Fig. 2.15:Results of HOY on the test set DTLZSphere divided by different functions as potential upper bounds of the runtime.
the spherical and the linear Pareto fronts (Fig. 2.14, top, middle) there is partly a hundredfold magnification of the runtime. HOY’s runtime does not deviate that much due to permutations of the input so that its runtime lies between FPL4’s slow and its fast runs. This might be due to the different techniques of dividing the space into sub-problems. On the randomly generated fronts no significant difference can be observed for different input orders. Further studies on different permutations emphasize these observations.
Although HOY has a lower worst case runtime, this advantage seem not to strike through for low dimensional sets of the considered size. Larger sets seem to be required to reveal the lower magnitude of the runtime resembling the asymptotic behavior. For the 5- and 6-dimensional data HOY performs better than the slow runs of FPL4 also for small sets.
The indifference of permuting the random sets might be due to the lack of structure so that no adversely constellation is formed. The questions arise how worst case instances might be structured and if they occur at all in the practical application scenario of the algorithms. To get insight to this, other sets featuring different properties shall be considered in future studies. Both algorithms might be improved by the heuristics of While et al. (2005), where it is expected that FPL gains more since there seemed to be easy constellations for it. However, it is unclear how much speed-up can be gained. The HOY serves as a robust method regarding the order of the input.
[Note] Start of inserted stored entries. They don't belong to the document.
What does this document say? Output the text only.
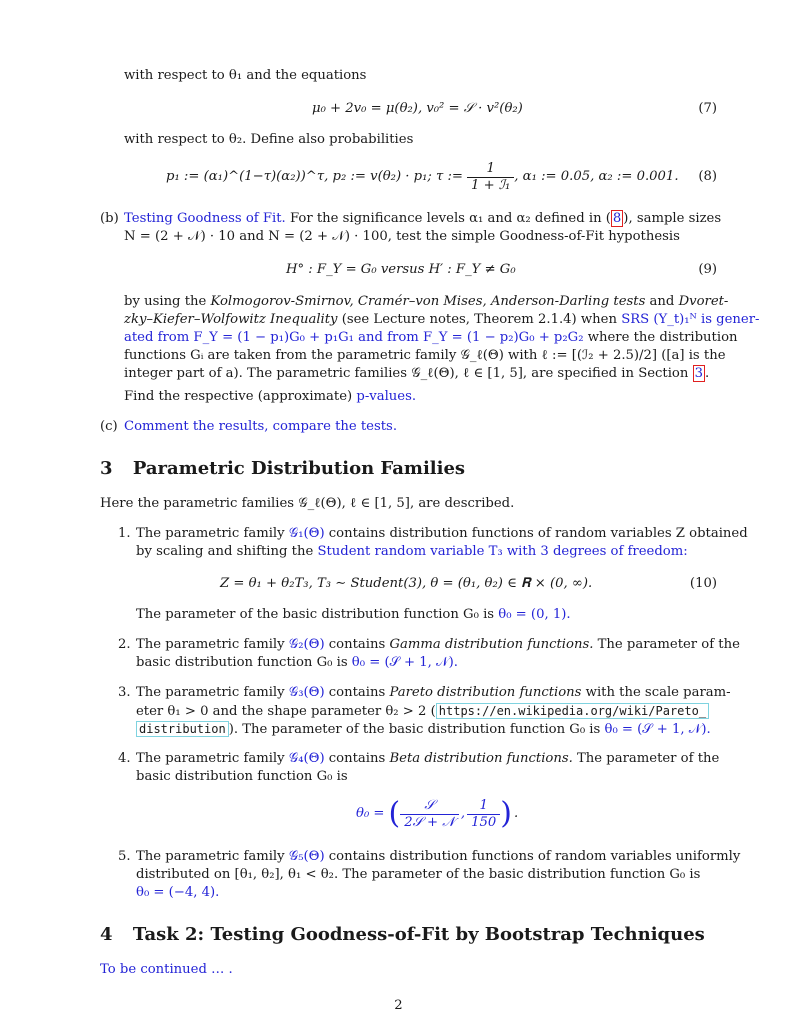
with respect to θ₁ and the equations
μ₀ + 2v₀ = μ(θ₂), v₀² = 𝒮 · v²(θ₂)	(7)
with respect to θ₂. Define also probabilities
p₁ := (α₁)^(1−τ)(α₂))^τ, p₂ := v(θ₂) · p₁; τ := $\frac{1}{\text{1 + ℐ₁}}$ , α₁ := 0.05, α₂ := 0.001. (8)
(b) Testing Goodness of Fit. For the significance levels α₁ and α₂ defined in ( 8 ), sample sizes
N = (2 + 𝒩) · 10 and N = (2 + 𝒩) · 100, test the simple Goodness-of-Fit hypothesis
H° : F_Y = G₀ versus H′ : F_Y ≠ G₀	(9)
by using the Kolmogorov-Smirnov, Cramér–von Mises, Anderson-Darling tests and Dvoret-
zky–Kiefer–Wolfowitz Inequality (see Lecture notes, Theorem 2.1.4) when SRS (Y_t)₁ᴺ is gener-
ated from F_Y = (1 − p₁)G₀ + p₁G₁ and from F_Y = (1 − p₂)G₀ + p₂G₂ where the distribution
functions Gᵢ are taken from the parametric family 𝒢_ℓ(Θ) with ℓ := [(ℐ₂ + 2.5)/2] ([a] is the
integer part of a). The parametric families 𝒢_ℓ(Θ), ℓ ∈ [1, 5], are specified in Section 3 .
Find the respective (approximate) p-values.
(c) Comment the results, compare the tests.
3 Parametric Distribution Families
Here the parametric families 𝒢_ℓ(Θ), ℓ ∈ [1, 5], are described.
1. The parametric family 𝒢₁(Θ) contains distribution functions of random variables Z obtained
by scaling and shifting the Student random variable T₃ with 3 degrees of freedom:
Z = θ₁ + θ₂T₃, T₃ ∼ Student(3), θ = (θ₁, θ₂) ∈ 𝐑 × (0, ∞).	(10)
The parameter of the basic distribution function G₀ is θ₀ = (0, 1).
2. The parametric family 𝒢₂(Θ) contains Gamma distribution functions. The parameter of the
basic distribution function G₀ is θ₀ = (𝒮 + 1, 𝒩).
3. The parametric family 𝒢₃(Θ) contains Pareto distribution functions with the scale param-
eter θ₁ > 0 and the shape parameter θ₂ > 2 ( https://en.wikipedia.org/wiki/Pareto_
distribution ). The parameter of the basic distribution function G₀ is θ₀ = (𝒮 + 1, 𝒩).
4. The parametric family 𝒢₄(Θ) contains Beta distribution functions. The parameter of the
basic distribution function G₀ is
θ₀ = ( $\frac{\text{𝒮}}{\text{2𝒮 + 𝒩}}$ , $\frac{1}{150}$ ) .
5. The parametric family 𝒢₅(Θ) contains distribution functions of random variables uniformly
distributed on [θ₁, θ₂], θ₁ < θ₂. The parameter of the basic distribution function G₀ is
θ₀ = (−4, 4).
4 Task 2: Testing Goodness-of-Fit by Bootstrap Techniques
To be continued … .
2
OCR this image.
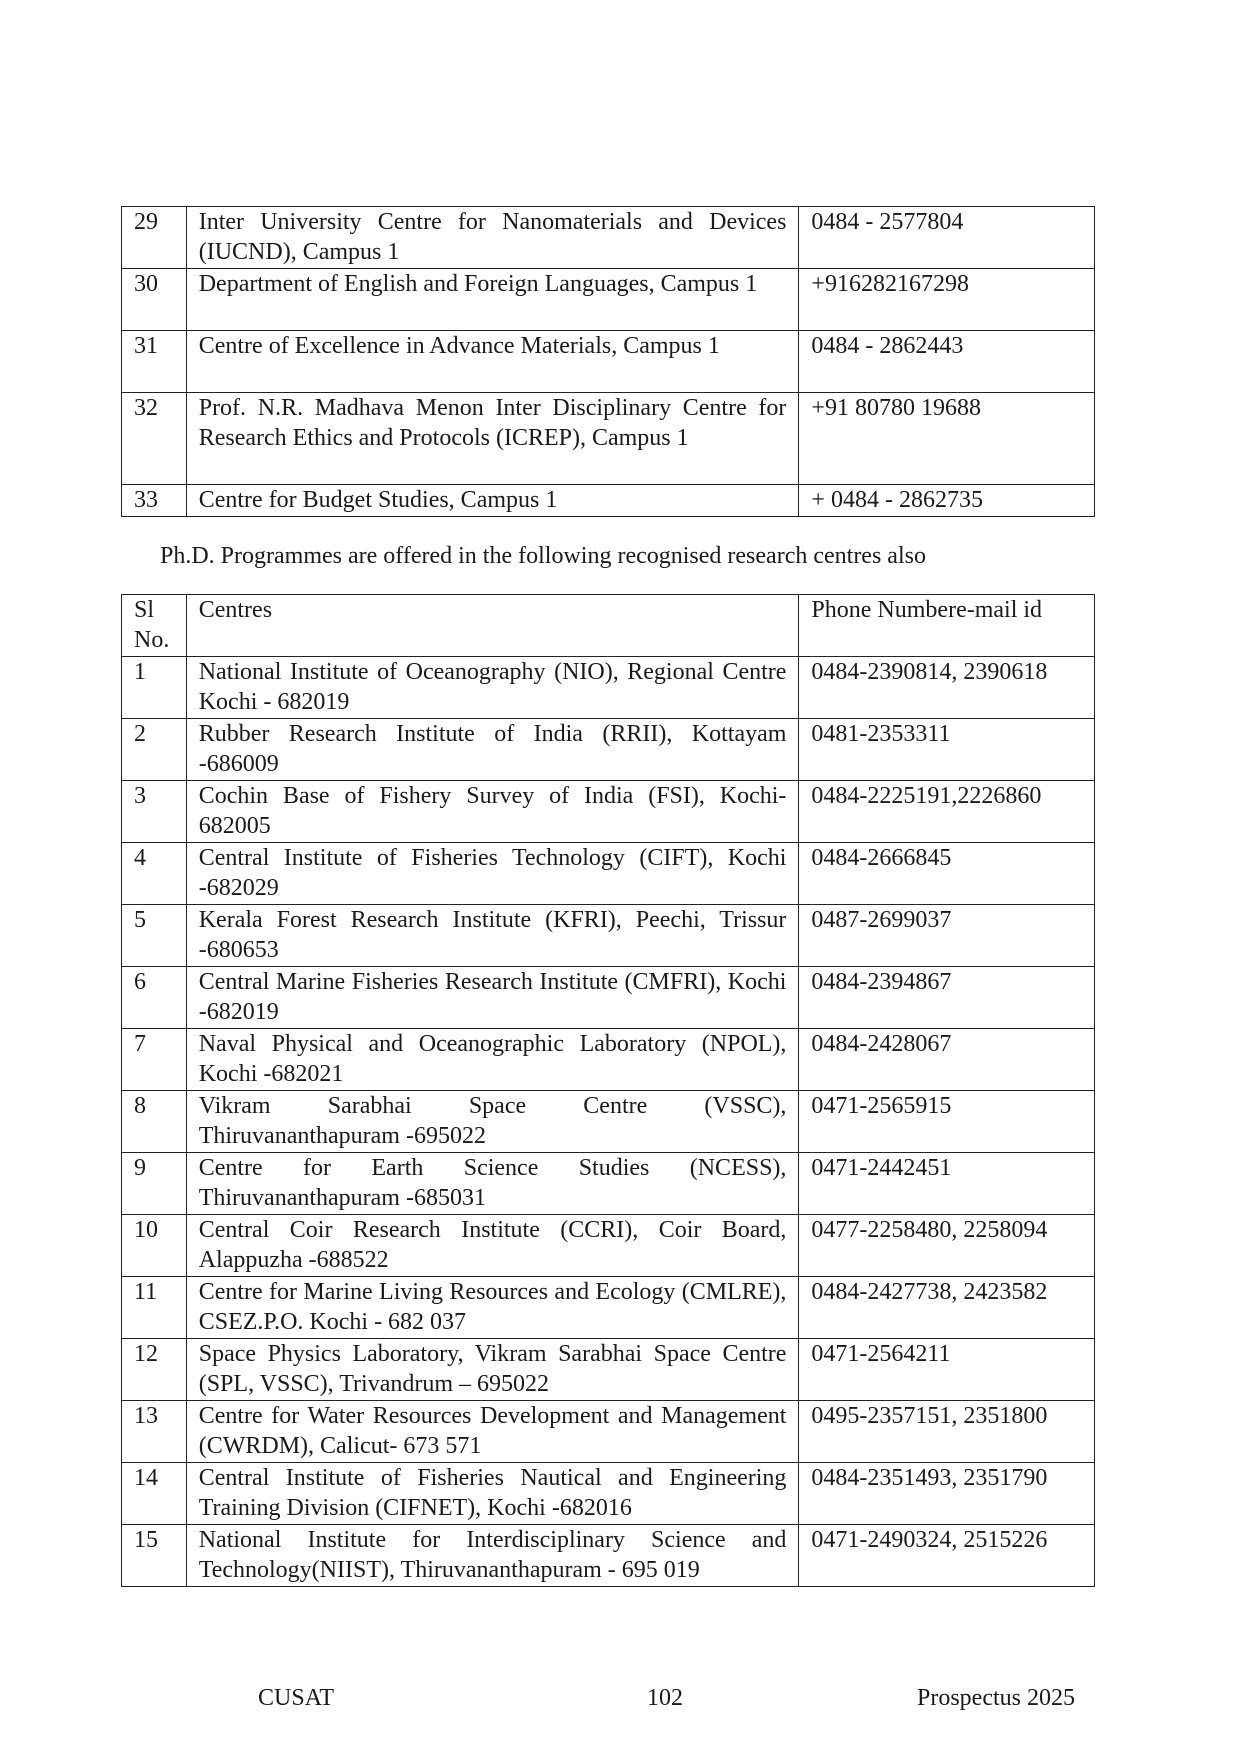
29	Inter University Centre for Nanomaterials and Devices (IUCND), Campus 1	0484 - 2577804
30	Department of English and Foreign Languages, Campus 1	+916282167298
31	Centre of Excellence in Advance Materials, Campus 1	0484 - 2862443
32	Prof. N.R. Madhava Menon Inter Disciplinary Centre for Research Ethics and Protocols (ICREP), Campus 1	+91 80780 19688
33	Centre for Budget Studies, Campus 1	+ 0484 - 2862735
Ph.D. Programmes are offered in the following recognised research centres also
Sl No.	Centres	Phone Numbere-mail id
1	National Institute of Oceanography (NIO), Regional Centre Kochi - 682019	0484-2390814, 2390618
2	Rubber Research Institute of India (RRII), Kottayam -686009	0481-2353311
3	Cochin Base of Fishery Survey of India (FSI), Kochi-682005	0484-2225191,2226860
4	Central Institute of Fisheries Technology (CIFT), Kochi -682029	0484-2666845
5	Kerala Forest Research Institute (KFRI), Peechi, Trissur -680653	0487-2699037
6	Central Marine Fisheries Research Institute (CMFRI), Kochi -682019	0484-2394867
7	Naval Physical and Oceanographic Laboratory (NPOL), Kochi -682021	0484-2428067
8	Vikram Sarabhai Space Centre (VSSC), Thiruvananthapuram -695022	0471-2565915
9	Centre for Earth Science Studies (NCESS), Thiruvananthapuram -685031	0471-2442451
10	Central Coir Research Institute (CCRI), Coir Board, Alappuzha -688522	0477-2258480, 2258094
11	Centre for Marine Living Resources and Ecology (CMLRE), CSEZ.P.O. Kochi - 682 037	0484-2427738, 2423582
12	Space Physics Laboratory, Vikram Sarabhai Space Centre (SPL, VSSC), Trivandrum – 695022	0471-2564211
13	Centre for Water Resources Development and Management (CWRDM), Calicut- 673 571	0495-2357151, 2351800
14	Central Institute of Fisheries Nautical and Engineering Training Division (CIFNET), Kochi -682016	0484-2351493, 2351790
15	National Institute for Interdisciplinary Science and Technology(NIIST), Thiruvananthapuram - 695 019	0471-2490324, 2515226
CUSAT	102	Prospectus 2025
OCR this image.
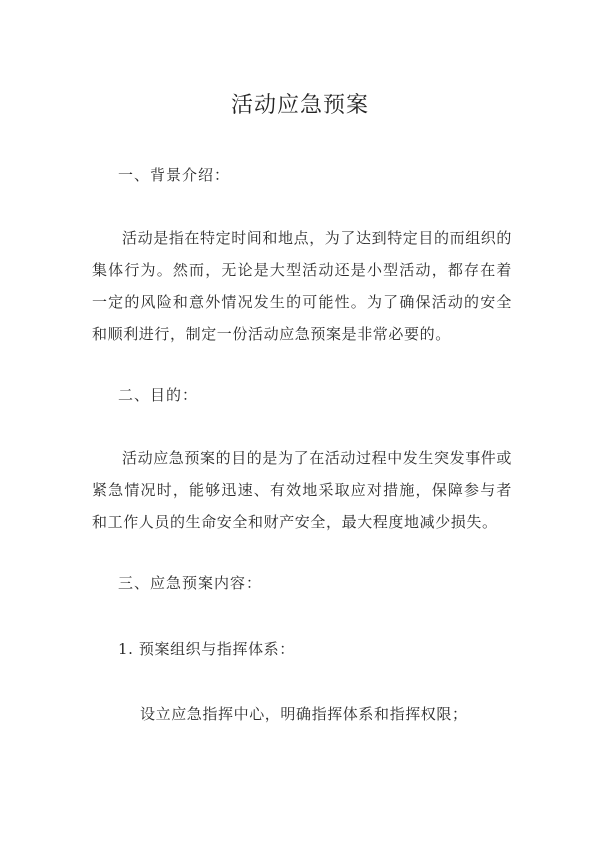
活动应急预案
一、背景介绍：
活动是指在特定时间和地点，为了达到特定目的而组织的集体行为。然而，无论是大型活动还是小型活动，都存在着一定的风险和意外情况发生的可能性。为了确保活动的安全和顺利进行，制定一份活动应急预案是非常必要的。
二、目的：
活动应急预案的目的是为了在活动过程中发生突发事件或紧急情况时，能够迅速、有效地采取应对措施，保障参与者和工作人员的生命安全和财产安全，最大程度地减少损失。
三、应急预案内容：
1. 预案组织与指挥体系：
设立应急指挥中心，明确指挥体系和指挥权限；
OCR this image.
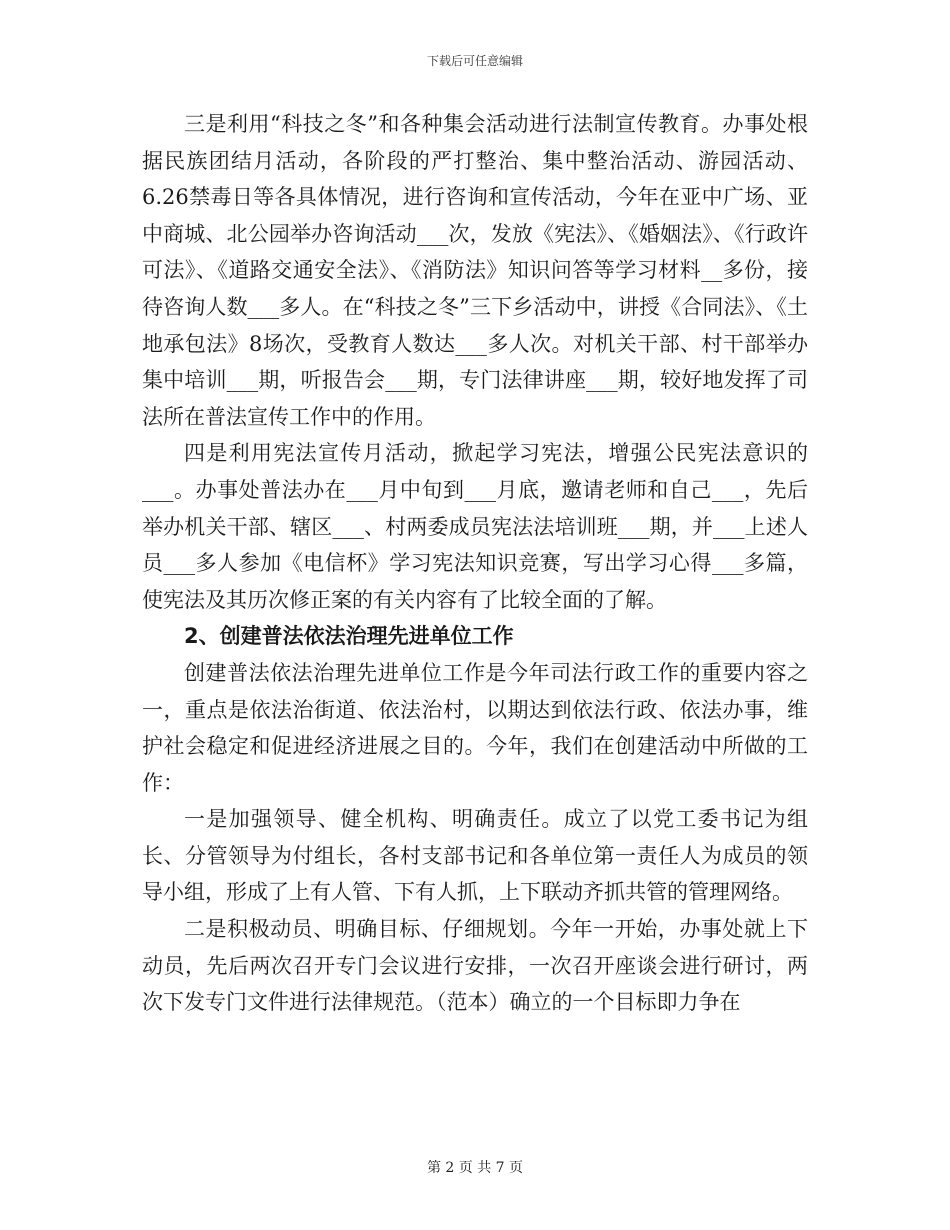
下载后可任意编辑

三是利用“科技之冬”和各种集会活动进行法制宣传教育。办事处根据民族团结月活动，各阶段的严打整治、集中整治活动、游园活动、6.26禁毒日等各具体情况，进行咨询和宣传活动，今年在亚中广场、亚中商城、北公园举办咨询活动___次，发放《宪法》、《婚姻法》、《行政许可法》、《道路交通安全法》、《消防法》知识问答等学习材料__多份，接待咨询人数___多人。在“科技之冬”三下乡活动中，讲授《合同法》、《土地承包法》8场次，受教育人数达___多人次。对机关干部、村干部举办集中培训___期，听报告会___期，专门法律讲座___期，较好地发挥了司法所在普法宣传工作中的作用。

四是利用宪法宣传月活动，掀起学习宪法，增强公民宪法意识的___。办事处普法办在___月中旬到___月底，邀请老师和自己___，先后举办机关干部、辖区___、村两委成员宪法法培训班___期，并___上述人员___多人参加《电信杯》学习宪法知识竞赛，写出学习心得___多篇，使宪法及其历次修正案的有关内容有了比较全面的了解。

2、创建普法依法治理先进单位工作

创建普法依法治理先进单位工作是今年司法行政工作的重要内容之一，重点是依法治街道、依法治村，以期达到依法行政、依法办事，维护社会稳定和促进经济进展之目的。今年，我们在创建活动中所做的工作：

一是加强领导、健全机构、明确责任。成立了以党工委书记为组长、分管领导为付组长，各村支部书记和各单位第一责任人为成员的领导小组，形成了上有人管、下有人抓，上下联动齐抓共管的管理网络。

二是积极动员、明确目标、仔细规划。今年一开始，办事处就上下动员，先后两次召开专门会议进行安排，一次召开座谈会进行研讨，两次下发专门文件进行法律规范。（范本）确立的一个目标即力争在

第 2 页 共 7 页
To visualize the order of the measured runtime, we consider the longest observed runtime on DTLZSphere (sets in reverse order) and divide it by an asymptotic upper bound of md/2 (denoted as ub) as shown in Fig. 2.15 (red symbols). The
graph is not a constant but decreases alluding that the concrete runtime is lower. The blue curve with an additional factor of log(m)/√m seems to be an adequate estimate for this instance. The concrete constant of the runtime is irrelevant here and just reflects processor speed. Small 3-dimensional sets seemed to fall out of the schema, so it is assumed that their runtime is dominated by constants that lose influence on the magnitude for larger sets.